霍恩铭慢吞吞的坐起身,“我明白了,走吧。”
自如对他这么爽快有些惊讶,他的眼神如死水一般毫无波澜,“在我死之前,我都是一名律师。”
江舒看他干脆,问了一句,“你倒不怕我们骗你?”
他头也不回,“我见过陶八少爷,我只是抽大烟,可并不傻。”
江舒朝自如撇了撇嘴,遭到自如无情的嘲笑。
霍恩铭行走时颤颤危危,长期吸食大烟让他疲倦虚弱至极,江舒他们总担心他随时要倒下。
他招呼他们去了他临时赁的一处住所,就在烟馆附近。
他其实不缺钱,便是在家也可以抽,但他不喜欢待在家里,那里的一景一物都勾起他的回忆,天天伤心,索性搬了出来。

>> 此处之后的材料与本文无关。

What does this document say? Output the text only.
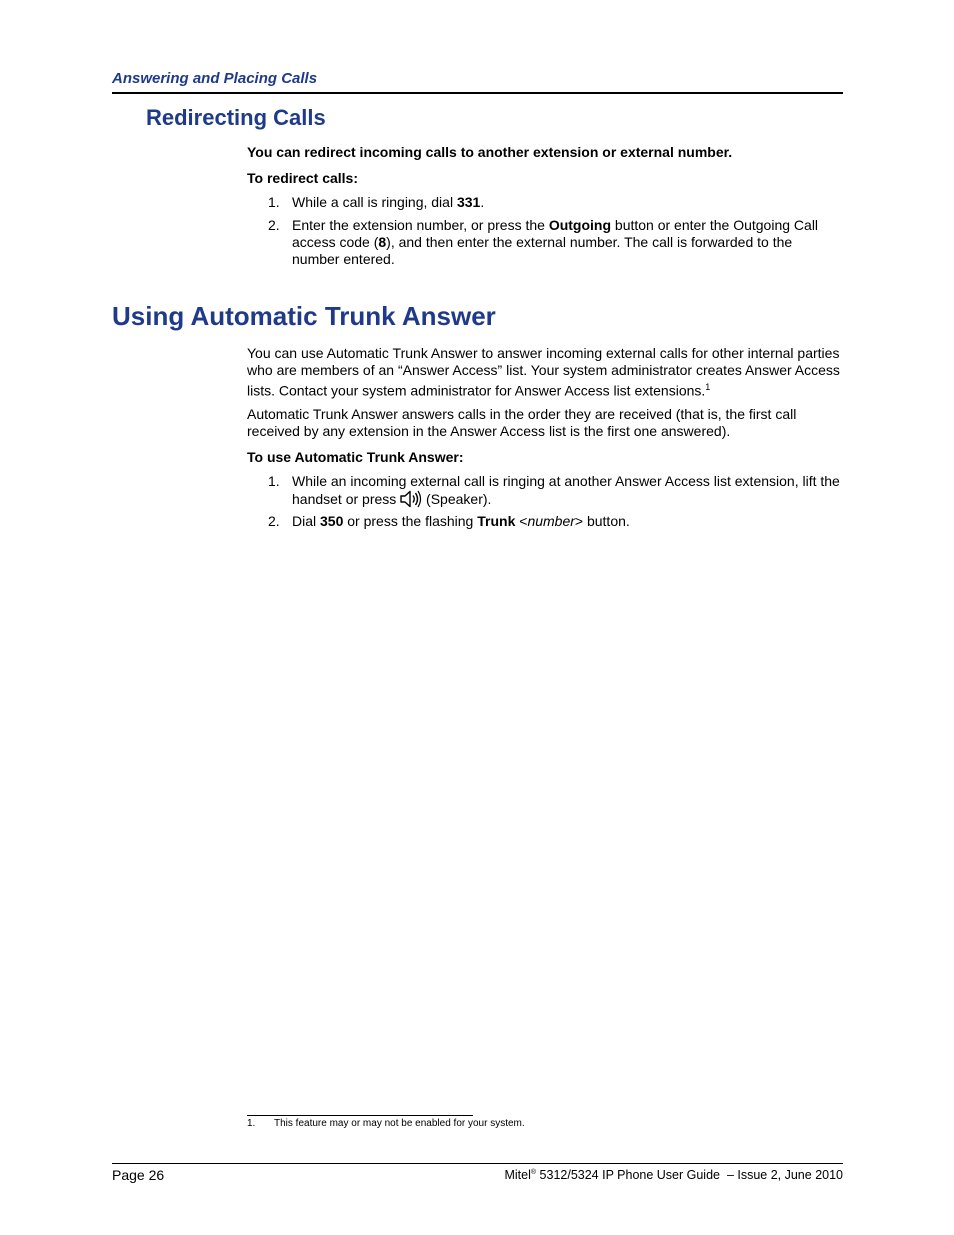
Answering and Placing Calls
Redirecting Calls
You can redirect incoming calls to another extension or external number.
To redirect calls:
1. While a call is ringing, dial 331.
2. Enter the extension number, or press the Outgoing button or enter the Outgoing Call access code (8), and then enter the external number. The call is forwarded to the number entered.
Using Automatic Trunk Answer
You can use Automatic Trunk Answer to answer incoming external calls for other internal parties who are members of an “Answer Access” list. Your system administrator creates Answer Access lists. Contact your system administrator for Answer Access list extensions.$^1$
Automatic Trunk Answer answers calls in the order they are received (that is, the first call received by any extension in the Answer Access list is the first one answered).
To use Automatic Trunk Answer:
1. While an incoming external call is ringing at another Answer Access list extension, lift the handset or press  (Speaker).
2. Dial 350 or press the flashing Trunk <number> button.
1. This feature may or may not be enabled for your system.
Page 26	Mitel® 5312/5324 IP Phone User Guide  – Issue 2, June 2010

这住所不过放了一张床一个立柜,木板床上被子潮得发出霉味,显然许久未曾住人。
霍恩铭从床下拉出一个竹箱,从里面拿出一件长袍来,往夹层里掏了掏,便找出一枚钥匙。
他又在立柜里拿出一个木盒子,用钥匙打开后,使了巧劲卸了嵌板,从底下的夹层里拿出一个信封来。